As food availability-related stress has grown over the years, the birth weight of female pups has decreased. Meanwhile, the weight and age of breeding females grew compared to females that never made it into the breeding population.

A pair of investigators at the University of Bielefeld in Germany and the British Antarctic Survey measured heterozygosity in female seals by sequencing nine bits of repeating DNA called microsatellites. To validate the ability of the markers to represent variability more generally, the researchers also looked at 101 additional markers—single nucleotide polymorphisms (SNPs)—in some of the animals.

They found that, especially in years when climate was poor and krill were scarce, only the most heterozygous females entered the breeding population. The females with little internal genetic diversity were more likely to die before reaching breeding age.

“As the climate has gotten progressively worse, locally reducing food availability, then selection has gotten stronger and stronger on the seals,” said study coauthor Joseph Hoffman, a population geneticist at Bielefeld.

While heterozygosity seems to make females more resilient, they do not transmit this trait to their pups. “The sad thing, in a sense, is that these females that are really fit are not going to pass on their increased fitness to their offspring,” Ary Hoffmann noted.

The researchers do not have a full understanding of exactly why heterozygosity seems to give the female breeding seals such an advantage. The likeliest explanation is that heterozygosity is a sign of reduced inbreeding. Genetic variety has long been shown to help other animals to respond to unexpected or variable conditions.

Hoffman said that his team next plans to sequence many more markers throughout the seal genomes, in order to pinpoint where heterozygosity seems most important. He speculated that heterozygosity may be especially important in genome regions encoding pathogen recognition molecules like the major histocompatibility complex, which helps recognize a diverse set of threats.
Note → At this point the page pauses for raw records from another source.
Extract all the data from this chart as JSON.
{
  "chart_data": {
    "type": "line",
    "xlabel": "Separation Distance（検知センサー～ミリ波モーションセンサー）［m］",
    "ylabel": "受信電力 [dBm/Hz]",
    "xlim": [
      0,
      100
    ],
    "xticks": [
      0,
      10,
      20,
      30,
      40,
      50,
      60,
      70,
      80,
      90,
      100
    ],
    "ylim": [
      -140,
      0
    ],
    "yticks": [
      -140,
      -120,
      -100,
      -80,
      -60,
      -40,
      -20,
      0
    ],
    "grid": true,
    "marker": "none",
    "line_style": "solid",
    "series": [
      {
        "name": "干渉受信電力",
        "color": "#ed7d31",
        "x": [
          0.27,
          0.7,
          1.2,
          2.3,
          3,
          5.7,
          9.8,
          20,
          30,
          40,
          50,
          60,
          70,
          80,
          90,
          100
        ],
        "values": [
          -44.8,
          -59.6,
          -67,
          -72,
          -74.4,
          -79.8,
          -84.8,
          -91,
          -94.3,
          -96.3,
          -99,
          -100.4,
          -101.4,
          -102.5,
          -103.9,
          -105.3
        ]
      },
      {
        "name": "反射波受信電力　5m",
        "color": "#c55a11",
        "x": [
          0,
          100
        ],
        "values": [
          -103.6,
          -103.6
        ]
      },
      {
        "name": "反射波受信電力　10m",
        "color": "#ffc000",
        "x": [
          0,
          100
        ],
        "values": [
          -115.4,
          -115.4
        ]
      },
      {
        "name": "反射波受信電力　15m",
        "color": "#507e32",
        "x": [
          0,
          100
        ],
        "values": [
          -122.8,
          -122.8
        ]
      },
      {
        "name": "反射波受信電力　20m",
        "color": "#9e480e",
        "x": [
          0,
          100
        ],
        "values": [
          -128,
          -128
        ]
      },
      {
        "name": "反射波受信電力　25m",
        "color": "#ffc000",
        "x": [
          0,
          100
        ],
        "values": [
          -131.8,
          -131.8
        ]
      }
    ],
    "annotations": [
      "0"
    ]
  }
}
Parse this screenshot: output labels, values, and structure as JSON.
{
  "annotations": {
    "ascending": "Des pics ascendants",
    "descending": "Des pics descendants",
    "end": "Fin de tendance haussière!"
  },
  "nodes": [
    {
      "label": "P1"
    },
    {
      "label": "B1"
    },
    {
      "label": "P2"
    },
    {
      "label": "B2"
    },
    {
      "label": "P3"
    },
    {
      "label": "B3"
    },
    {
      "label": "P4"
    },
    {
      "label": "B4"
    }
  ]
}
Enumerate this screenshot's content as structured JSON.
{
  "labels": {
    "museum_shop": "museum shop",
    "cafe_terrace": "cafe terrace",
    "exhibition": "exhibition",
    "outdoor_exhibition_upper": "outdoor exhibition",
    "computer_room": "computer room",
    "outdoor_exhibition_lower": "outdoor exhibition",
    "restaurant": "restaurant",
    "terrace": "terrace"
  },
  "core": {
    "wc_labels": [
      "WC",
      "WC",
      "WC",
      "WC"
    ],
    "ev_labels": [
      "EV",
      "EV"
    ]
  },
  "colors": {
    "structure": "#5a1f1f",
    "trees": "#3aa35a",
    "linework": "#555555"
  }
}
The authors speculated that the selection for heterozygous female seals may allow the seals to maintain genetic diversity population-wide, even as their overall numbers fall. Genetic diversity makes it more likely that populations will be able to respond to changing conditions.

Still, this continued genetic diversity will only buy the fur seals time to adapt to current climate change, the researchers said. Without heritable genetic changes that allow the seals to cope with their altered world, the population will continue to decline.

“Heterozygote breeding advantage is buffering the expected loss of genetic diversity,” said Ortego. “This can help to maintain the evolutionary potential of the species and ensure population viability in the short-medium term at least, until the demographic decline reduces census size below a threshold that makes the population to go inevitably extinct.”

J. Forcada and J.I. Hoffman, “Climate change selects for heterozygosity in a declining fur seal population,” Nature, 511:462-5, 2014.